PART II (Fri 21 Jun), I couldn't believe it..
It's time to go for the real line, the classic Glucose M1! And then — who knows — the whole extended classic: Glucose M3!
But... In 1668 Rennequin Sualem built a hydraulic machine on the Hoyoux to pump up water for a fountain of more than 50 meter high. This prototype was a test for the later Machine de Marly on the Seine that had to pump up more water to the fountains of Versailles than the whole of Paris could consume for a living. The historic efforts of decadence in vain, not the Hoyoux or Seine any longer held the record of being pumped at that moment...
The concerto of birds suddenly reached through to me and the first fireflies drifted into the early night, later with so many I was wondering if the others also saw it or if I was crazy?

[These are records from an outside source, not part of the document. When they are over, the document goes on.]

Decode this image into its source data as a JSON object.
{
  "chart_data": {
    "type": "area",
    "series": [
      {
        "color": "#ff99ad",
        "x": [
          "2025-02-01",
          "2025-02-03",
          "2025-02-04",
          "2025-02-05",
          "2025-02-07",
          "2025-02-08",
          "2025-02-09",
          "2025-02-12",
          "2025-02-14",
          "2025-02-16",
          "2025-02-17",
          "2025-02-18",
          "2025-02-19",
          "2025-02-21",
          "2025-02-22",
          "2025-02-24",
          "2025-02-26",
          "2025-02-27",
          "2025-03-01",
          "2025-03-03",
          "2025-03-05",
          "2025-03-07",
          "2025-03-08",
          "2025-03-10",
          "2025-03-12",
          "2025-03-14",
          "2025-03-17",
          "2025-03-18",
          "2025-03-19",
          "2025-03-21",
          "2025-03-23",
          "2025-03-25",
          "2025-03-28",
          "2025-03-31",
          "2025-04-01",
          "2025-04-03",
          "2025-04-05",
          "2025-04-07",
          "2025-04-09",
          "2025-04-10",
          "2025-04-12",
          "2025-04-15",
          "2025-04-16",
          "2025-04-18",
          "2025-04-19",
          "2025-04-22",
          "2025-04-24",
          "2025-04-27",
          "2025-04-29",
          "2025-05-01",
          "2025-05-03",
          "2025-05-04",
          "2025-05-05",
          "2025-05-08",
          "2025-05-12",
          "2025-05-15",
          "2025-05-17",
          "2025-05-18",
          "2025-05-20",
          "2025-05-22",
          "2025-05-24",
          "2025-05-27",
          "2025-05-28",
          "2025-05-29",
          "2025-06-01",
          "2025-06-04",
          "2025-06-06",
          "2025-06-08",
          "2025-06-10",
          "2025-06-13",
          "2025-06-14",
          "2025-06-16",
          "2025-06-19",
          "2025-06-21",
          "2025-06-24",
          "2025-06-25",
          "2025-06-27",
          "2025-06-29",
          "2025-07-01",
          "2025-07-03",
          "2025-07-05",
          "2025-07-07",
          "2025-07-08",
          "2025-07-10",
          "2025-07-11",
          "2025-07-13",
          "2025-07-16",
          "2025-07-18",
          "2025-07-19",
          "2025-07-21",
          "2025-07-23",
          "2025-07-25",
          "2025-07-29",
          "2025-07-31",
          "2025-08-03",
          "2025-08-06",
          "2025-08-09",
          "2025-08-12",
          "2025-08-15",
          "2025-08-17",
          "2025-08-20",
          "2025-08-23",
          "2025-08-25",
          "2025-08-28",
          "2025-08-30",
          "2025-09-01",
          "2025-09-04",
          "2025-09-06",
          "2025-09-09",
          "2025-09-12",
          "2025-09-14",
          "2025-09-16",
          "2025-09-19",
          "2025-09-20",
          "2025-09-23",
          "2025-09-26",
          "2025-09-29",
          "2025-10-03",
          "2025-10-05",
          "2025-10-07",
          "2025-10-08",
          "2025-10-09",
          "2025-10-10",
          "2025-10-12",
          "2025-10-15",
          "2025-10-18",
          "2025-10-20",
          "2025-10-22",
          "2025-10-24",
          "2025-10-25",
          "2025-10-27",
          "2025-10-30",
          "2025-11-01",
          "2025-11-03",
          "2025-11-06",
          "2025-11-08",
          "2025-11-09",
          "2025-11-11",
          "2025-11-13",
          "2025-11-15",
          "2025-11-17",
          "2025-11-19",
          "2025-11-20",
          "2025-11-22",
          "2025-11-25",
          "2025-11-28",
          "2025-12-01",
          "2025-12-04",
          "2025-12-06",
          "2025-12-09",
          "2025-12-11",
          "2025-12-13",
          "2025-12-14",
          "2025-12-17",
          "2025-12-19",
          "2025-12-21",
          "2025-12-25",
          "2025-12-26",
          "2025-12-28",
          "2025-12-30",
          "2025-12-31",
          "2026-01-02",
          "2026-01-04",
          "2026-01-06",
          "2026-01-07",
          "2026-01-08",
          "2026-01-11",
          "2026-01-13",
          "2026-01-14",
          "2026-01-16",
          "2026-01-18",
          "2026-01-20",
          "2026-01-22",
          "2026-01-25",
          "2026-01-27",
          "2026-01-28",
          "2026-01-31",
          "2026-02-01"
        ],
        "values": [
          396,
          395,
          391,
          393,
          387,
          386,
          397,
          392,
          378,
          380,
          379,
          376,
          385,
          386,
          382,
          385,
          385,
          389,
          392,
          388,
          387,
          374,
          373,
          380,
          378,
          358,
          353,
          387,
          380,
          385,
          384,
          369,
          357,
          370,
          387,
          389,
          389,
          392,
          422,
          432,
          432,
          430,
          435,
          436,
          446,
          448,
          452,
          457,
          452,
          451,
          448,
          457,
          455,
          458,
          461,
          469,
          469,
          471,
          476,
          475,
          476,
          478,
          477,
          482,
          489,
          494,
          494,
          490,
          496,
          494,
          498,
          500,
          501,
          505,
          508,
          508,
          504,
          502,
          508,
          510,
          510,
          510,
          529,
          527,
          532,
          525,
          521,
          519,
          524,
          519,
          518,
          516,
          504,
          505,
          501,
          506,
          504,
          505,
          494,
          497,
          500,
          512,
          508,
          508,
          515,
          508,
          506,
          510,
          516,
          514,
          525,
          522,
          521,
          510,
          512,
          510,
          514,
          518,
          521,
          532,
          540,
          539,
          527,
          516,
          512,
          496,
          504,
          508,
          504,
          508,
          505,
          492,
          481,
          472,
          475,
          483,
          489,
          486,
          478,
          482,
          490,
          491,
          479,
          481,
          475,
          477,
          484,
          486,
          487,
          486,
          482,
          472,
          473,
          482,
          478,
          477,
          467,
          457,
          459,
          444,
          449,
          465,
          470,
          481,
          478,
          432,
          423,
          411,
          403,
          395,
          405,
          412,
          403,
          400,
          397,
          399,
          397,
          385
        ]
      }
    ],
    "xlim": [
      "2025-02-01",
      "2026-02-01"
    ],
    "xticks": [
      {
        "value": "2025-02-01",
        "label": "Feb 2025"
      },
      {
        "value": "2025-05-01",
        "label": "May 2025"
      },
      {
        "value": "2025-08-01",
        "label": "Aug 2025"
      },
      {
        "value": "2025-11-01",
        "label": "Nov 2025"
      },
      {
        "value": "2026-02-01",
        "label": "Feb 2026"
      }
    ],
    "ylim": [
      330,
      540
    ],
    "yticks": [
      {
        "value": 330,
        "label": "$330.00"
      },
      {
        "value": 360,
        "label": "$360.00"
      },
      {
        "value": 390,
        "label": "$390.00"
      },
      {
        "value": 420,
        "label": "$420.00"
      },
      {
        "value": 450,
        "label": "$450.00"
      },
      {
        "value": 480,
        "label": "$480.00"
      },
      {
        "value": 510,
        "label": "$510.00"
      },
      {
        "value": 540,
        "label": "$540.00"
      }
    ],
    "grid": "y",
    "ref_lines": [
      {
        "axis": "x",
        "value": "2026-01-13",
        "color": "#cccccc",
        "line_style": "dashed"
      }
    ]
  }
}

Is it possible? Stand up against Glucose's terror? Who knows.. Did Engis II (the first and probably most northerly found Neanderthal, that other little branch at the tree of life) ever come across the forbidding rock, here, 20km from the Awirs cave where the unfortunate kid's skeleton was found? Some things nobody knows.
I wanne see Ondra work it
Holding tight all day, every day
Route's blowing my mind, maybe in time
Glucose, I can send you first try 
Machine de Marly on the Seine. Notes
*: Did Ogier the Dane really settle in Huy? Around the time of Charlemagne's death and the treaty of Verdun (843 A.D.) history and legends are hard to tell apart. Sure thing the noormannen in different parts of Scandinavia send out Vikings with spears and provisions to the West and South. On their drakkars the Vikings sailed along the North Sea and up rivers like the Meuse beyond Liège. These people plundered and burned, but they also made political deals in these feudal ages. There are suggestions that Rollo took the deal to protect Paris, establishing also Normandy, while all the way in Istanbul the Viking Varangians came to work as an elite-security team for the Byzantine emperor. Ogier would have struck a similar deal for a Frankish king.